Benchmark home prices have fallen approximately 20 per cent nationally since 2022, with declines exceeding 30 per cent in some markets. Even then, the Nanos Research poll conducted by Bloomberg found that 55 per cent of Canadians need prices to fall even further. Among Canadians aged 18 to 34, that figure rose to 69 per cent. Interestingly enough, even current homeowners largely support further declines. Roughly two-thirds of homeowners surveyed said falling home prices were either a positive or somewhat positive development for Canada's housing market, a surprising statistic for some.
If you just look at the numbers, you would very quickly conclude this is a massive crash in home prices. But the thing is, it's after prices had increased even more,
-Robert Hogue, assistant chief economist, RBC
Why such a significant correction?
Economists say the reason for the dip is simply the housing market returning to its norm. The correction is largely erasing the extraordinary gains recorded during the pandemic rather than creating genuinely affordable housing. Robert Hogue, assistant chief economist at RBC, said that while the drop appears dramatic on paper, it follows an even larger surge in prices between 2020 and 2022. In many regions, home values have merely returned to roughly where they stood before the pandemic. The problem, experts note, is that affordability was already considered a national crisis before COVID-19 ever arrived.

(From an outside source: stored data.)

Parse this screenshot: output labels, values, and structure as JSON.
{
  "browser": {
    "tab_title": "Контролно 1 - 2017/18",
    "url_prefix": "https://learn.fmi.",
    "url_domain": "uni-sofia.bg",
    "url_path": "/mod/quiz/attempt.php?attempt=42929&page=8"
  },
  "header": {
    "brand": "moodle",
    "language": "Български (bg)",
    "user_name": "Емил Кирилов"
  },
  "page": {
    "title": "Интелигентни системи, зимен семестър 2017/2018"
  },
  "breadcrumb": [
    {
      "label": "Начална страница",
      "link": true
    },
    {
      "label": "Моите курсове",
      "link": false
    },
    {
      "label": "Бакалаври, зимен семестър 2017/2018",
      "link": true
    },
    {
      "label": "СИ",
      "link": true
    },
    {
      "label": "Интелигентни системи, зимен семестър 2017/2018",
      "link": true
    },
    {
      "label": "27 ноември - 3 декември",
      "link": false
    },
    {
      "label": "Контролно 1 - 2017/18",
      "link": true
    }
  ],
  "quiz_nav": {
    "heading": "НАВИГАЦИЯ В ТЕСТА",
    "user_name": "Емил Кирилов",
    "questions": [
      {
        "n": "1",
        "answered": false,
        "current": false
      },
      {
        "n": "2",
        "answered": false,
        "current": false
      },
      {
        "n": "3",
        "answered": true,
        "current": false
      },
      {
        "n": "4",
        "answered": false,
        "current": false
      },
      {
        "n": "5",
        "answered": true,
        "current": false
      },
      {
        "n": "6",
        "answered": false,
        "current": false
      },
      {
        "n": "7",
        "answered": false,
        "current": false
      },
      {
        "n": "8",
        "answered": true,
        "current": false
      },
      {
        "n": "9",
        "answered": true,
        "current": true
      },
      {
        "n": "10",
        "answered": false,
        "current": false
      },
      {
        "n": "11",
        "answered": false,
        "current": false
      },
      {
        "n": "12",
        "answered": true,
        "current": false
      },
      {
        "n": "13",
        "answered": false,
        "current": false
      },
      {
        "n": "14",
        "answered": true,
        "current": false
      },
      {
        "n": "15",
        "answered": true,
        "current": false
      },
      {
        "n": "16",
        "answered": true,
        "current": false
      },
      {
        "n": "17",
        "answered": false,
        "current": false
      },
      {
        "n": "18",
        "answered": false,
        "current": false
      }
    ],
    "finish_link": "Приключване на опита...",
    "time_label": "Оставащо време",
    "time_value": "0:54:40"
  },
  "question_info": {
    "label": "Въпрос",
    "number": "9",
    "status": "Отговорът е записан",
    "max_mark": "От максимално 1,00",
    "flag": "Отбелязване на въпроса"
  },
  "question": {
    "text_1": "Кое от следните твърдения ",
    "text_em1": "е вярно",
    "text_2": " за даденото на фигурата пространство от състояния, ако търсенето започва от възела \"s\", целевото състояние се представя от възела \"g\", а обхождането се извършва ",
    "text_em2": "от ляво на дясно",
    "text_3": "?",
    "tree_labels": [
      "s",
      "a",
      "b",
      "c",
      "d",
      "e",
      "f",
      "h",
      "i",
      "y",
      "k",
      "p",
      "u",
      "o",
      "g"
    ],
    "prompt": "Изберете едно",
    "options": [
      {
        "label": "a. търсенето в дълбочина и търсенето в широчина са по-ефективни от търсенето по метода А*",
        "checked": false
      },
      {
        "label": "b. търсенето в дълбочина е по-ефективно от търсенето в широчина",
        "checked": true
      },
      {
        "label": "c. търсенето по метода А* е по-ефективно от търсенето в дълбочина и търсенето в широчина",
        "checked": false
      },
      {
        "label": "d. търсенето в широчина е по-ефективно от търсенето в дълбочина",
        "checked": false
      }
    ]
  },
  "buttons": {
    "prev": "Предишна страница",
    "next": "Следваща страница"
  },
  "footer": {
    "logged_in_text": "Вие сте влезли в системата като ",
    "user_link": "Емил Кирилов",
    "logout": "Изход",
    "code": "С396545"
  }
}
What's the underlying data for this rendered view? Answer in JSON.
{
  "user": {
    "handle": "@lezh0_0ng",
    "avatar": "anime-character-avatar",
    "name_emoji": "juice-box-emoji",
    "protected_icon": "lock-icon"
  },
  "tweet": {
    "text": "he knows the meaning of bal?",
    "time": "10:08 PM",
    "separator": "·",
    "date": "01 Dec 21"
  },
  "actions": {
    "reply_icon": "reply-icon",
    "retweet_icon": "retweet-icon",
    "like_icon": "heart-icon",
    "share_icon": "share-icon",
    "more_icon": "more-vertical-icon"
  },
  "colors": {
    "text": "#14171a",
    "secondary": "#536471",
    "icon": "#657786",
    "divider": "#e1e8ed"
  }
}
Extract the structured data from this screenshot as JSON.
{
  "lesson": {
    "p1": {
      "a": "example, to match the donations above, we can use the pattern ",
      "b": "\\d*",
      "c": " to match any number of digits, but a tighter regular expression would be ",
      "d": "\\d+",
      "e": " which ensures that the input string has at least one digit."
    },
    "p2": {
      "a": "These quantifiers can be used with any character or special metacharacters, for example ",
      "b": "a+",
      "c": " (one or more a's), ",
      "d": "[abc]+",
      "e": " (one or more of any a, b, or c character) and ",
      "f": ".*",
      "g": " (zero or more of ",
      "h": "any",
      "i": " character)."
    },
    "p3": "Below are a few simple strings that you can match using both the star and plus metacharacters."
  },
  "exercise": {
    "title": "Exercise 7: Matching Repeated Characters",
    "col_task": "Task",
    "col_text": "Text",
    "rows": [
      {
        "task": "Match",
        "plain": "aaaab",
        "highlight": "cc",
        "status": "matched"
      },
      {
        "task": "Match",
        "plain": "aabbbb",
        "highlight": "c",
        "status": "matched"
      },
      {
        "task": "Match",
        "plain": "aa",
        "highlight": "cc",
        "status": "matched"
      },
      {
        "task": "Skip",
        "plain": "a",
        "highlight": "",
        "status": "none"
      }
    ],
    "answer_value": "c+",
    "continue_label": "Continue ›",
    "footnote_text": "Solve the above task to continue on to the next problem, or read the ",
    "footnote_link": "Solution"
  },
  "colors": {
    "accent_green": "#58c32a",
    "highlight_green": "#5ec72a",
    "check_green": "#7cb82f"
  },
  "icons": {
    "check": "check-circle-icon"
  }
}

Mike Moffatt, founder of the University of Ottawa's Missing Middle Initiative, argued the decline highlights how fundamentally disconnected housing prices have become from household incomes. According to Moffatt, prices can fall 15 to 20 per cent and still remain beyond the reach of many middle-class families. He said the current market demonstrates just how severely affordability deteriorated over the last decade. While politicians often laud falling prices as evidence that the crisis is easing, many prospective buyers are finding that ownership remains mathematically impossible without substantial family wealth or unusually high incomes.
I think it just shows how far out of whack prices are with incomes that prices can go down 15% to 20% and it's still priced out middle-class families
-Mike Moffatt
Major cities are struggling even more
The affordability crisis is especially severe in Canada's largest cities. RBC data cited in the report shows that households in Vancouver still need to devote approximately 88 per cent of their income to ownership costs, while Toronto households require about 63 per cent. Those figures remain among the highest in North America despite years of falling prices. In practical terms, many younger Canadians continue facing the same barriers they encountered before the correction: high down-payment requirements, elevated mortgage costs and incomes that have failed to keep pace with housing values.
High prices affecting markets

The situation has created an unusual housing market where prices are falling, but buyers remain hesitant. Toronto realtor Alexis D'Souza told Bloomberg that first-time buyers increasingly ask whether prices could decline further before making a purchase. Some Canadians who bought near the market peak have already experienced the consequences firsthand. D'Souza said the condominium she purchased with her partner in 2022 has declined in value since then. That uncertainty has made many prospective buyers reluctant to enter the market despite improving conditions compared to several years ago. The market's instability means that most Canadians cannot afford a home, but even the ones who can are hesitant to risk a poor return on their investment.
For now, Canada's housing market remains stuck in an unsustainable middle ground. Prices are falling, rents are easing, and inventory is rising, yet many Canadians still cannot afford to buy homes. The result is a paradox few would have predicted during the pandemic housing frenzy: one of the largest housing corrections in decades has occurred, but for a majority of aspiring homeowners, the prospect of ownership remains just as distant as before.